Я начала понимать, насколько в совместной жизни все зависит от точки зрения: одно и то же в мужчине может злить или умилять, смотря по тому, ищешь ли ты повода расстаться или остаться с ним. Все в Сиднее с некоторых пор меня раздражало.
Он-то по целому ряду причин именно теперь охотно женился бы на мне, но у меня пропало всякое желание связывать с ним жизнь. Начать с того, что пришлось бы сменить фамилию на американскую, и это в мои годы! И потом, предать наступающие годы старости, продать их вкупе с фамилией – мне это совсем не нравилось. Хотя, надо признать, Сид никогда еще не был со мной так нежен, так предупредителен. Мужчина и женщина редко идут в ногу, даже когда живут вместе.
Иногда достаточно мелочи, чтобы понять в один прекрасный день: все кончено. Со мной это случилось в тот вечер, когда Сидней после любви заглянул мне в глаза и произнес, исполненный благодарности: «С какой нежностью ты смотришь на меня!» На самом деле я все это время думала о паре туфель, которые приметила вчера в одной витрине и очень зря не купила. Я как раз решила про себя, что пойду за ними сразу же, как только смогу под благовидным предлогом покинуть эту постель!
Вот так оказалось, что в течение одного года я более или менее развязалась с обоими мужчинами моей жизни.
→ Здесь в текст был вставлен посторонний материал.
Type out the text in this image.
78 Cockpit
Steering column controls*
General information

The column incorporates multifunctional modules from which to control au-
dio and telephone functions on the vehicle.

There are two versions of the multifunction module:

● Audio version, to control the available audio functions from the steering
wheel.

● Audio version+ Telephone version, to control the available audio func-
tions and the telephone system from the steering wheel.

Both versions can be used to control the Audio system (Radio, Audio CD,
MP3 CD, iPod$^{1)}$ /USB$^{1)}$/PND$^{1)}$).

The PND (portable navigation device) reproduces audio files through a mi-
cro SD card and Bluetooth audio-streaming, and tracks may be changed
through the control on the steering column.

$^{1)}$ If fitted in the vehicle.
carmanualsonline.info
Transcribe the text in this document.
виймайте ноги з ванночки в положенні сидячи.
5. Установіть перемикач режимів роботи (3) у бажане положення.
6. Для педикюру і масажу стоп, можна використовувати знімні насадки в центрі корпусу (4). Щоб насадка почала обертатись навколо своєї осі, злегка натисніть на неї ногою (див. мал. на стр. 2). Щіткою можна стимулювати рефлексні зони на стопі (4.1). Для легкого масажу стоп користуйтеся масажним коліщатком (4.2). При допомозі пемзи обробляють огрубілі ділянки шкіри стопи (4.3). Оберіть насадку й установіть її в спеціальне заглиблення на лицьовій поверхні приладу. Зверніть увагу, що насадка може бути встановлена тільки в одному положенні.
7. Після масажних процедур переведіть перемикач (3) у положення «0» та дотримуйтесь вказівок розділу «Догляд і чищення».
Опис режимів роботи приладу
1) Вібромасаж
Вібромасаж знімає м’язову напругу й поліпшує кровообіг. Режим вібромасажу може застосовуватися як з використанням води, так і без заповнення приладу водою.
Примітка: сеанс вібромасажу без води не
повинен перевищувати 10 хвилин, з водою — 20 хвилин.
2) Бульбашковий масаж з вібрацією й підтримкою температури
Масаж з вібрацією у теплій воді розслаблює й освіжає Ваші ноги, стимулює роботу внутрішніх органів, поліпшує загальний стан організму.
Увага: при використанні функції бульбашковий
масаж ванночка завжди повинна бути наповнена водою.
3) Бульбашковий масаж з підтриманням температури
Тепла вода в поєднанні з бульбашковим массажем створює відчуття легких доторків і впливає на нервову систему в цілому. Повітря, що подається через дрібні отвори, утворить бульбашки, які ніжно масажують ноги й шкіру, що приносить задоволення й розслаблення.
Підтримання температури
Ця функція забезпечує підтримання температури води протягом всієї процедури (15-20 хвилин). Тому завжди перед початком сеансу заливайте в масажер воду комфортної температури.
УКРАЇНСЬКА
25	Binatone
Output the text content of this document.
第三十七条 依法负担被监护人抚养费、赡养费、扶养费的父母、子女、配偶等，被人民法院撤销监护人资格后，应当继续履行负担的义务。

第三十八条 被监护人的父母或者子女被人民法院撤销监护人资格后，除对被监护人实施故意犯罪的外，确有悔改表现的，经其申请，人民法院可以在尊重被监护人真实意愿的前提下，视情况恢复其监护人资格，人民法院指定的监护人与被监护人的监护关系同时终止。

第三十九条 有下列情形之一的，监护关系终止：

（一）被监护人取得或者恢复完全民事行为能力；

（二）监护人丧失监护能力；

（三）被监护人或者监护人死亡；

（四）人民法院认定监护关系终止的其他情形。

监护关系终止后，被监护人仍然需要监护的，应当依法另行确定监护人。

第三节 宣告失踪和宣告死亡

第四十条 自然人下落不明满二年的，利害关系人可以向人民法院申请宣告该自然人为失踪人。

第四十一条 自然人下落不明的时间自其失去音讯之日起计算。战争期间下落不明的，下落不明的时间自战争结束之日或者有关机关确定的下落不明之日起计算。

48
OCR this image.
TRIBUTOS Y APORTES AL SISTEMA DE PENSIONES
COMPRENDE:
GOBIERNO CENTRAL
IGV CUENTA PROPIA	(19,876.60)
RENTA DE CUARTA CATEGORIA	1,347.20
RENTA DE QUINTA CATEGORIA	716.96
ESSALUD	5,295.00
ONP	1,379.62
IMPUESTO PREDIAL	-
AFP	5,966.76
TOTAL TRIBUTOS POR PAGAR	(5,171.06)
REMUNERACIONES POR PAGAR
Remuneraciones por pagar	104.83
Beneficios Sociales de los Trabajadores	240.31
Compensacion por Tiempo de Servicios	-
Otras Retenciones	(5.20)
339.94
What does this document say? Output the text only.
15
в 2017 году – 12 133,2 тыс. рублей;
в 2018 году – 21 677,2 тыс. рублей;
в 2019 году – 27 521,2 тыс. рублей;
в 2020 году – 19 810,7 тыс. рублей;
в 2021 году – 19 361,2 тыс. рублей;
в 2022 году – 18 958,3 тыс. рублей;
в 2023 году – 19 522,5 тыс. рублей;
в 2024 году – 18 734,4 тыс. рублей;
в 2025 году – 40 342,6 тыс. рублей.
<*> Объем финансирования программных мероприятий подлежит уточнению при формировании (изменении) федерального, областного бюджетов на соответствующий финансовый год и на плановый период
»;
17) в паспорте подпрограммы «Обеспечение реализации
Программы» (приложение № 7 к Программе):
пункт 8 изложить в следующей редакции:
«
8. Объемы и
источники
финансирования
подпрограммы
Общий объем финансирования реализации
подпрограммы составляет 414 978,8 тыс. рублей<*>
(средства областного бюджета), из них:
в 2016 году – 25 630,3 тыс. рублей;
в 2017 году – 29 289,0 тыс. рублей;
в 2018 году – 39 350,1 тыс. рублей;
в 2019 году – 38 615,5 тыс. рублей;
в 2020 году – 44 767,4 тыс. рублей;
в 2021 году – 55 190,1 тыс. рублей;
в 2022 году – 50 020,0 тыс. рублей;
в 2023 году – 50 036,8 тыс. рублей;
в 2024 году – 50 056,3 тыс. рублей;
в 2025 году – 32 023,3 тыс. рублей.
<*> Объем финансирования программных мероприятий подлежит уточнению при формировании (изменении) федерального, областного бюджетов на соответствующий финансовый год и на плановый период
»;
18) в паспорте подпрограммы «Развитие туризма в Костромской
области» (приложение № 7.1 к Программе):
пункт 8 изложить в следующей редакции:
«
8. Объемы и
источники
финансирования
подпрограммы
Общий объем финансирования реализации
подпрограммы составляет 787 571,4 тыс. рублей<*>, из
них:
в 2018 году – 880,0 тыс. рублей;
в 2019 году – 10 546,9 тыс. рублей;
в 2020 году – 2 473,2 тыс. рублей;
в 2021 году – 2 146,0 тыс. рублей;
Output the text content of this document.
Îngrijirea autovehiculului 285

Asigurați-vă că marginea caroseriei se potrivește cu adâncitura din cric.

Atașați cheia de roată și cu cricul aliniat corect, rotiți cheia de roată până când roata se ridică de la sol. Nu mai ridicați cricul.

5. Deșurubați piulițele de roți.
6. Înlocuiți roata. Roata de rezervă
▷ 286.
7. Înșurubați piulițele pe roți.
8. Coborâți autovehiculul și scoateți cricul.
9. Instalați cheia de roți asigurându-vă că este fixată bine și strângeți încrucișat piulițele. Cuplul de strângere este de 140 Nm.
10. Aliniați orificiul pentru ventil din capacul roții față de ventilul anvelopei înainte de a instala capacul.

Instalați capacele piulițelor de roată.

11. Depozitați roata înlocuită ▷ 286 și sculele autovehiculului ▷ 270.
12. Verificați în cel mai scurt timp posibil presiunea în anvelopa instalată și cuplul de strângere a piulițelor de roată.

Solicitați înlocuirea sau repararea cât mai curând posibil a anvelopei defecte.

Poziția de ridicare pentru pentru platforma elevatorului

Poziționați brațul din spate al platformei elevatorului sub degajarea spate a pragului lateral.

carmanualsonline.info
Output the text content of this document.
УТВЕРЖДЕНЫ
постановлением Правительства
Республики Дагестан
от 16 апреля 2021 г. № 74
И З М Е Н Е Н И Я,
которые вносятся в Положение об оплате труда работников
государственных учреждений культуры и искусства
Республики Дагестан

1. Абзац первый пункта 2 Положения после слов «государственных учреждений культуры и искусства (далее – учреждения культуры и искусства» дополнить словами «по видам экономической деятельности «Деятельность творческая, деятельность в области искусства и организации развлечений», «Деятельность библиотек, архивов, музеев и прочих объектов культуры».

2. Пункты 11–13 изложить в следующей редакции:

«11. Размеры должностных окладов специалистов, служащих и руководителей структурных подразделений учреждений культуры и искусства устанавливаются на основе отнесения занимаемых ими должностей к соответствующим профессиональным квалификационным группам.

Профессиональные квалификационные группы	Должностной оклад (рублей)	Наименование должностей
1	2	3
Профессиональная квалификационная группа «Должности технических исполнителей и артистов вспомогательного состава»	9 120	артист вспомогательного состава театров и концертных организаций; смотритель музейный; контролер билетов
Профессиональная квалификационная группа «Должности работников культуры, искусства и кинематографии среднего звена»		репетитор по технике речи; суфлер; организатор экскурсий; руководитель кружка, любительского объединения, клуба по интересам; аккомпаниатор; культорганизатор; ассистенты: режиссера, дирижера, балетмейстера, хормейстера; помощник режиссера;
С Сиднеем – окончательно, так как он должен был вернуться в Америку. С Гавейном – в меньшей степени; разлука так и не взяла над нами верх до конца. Но мне хотелось жить, не мечтая о невозможном. Очень трудно ждать любимого одиннадцать месяцев в году, когда тебе за сорок.
Неужели я достигла того печального возраста, в котором дружба кажется ценнее, чем любовь, и жить с нею легче?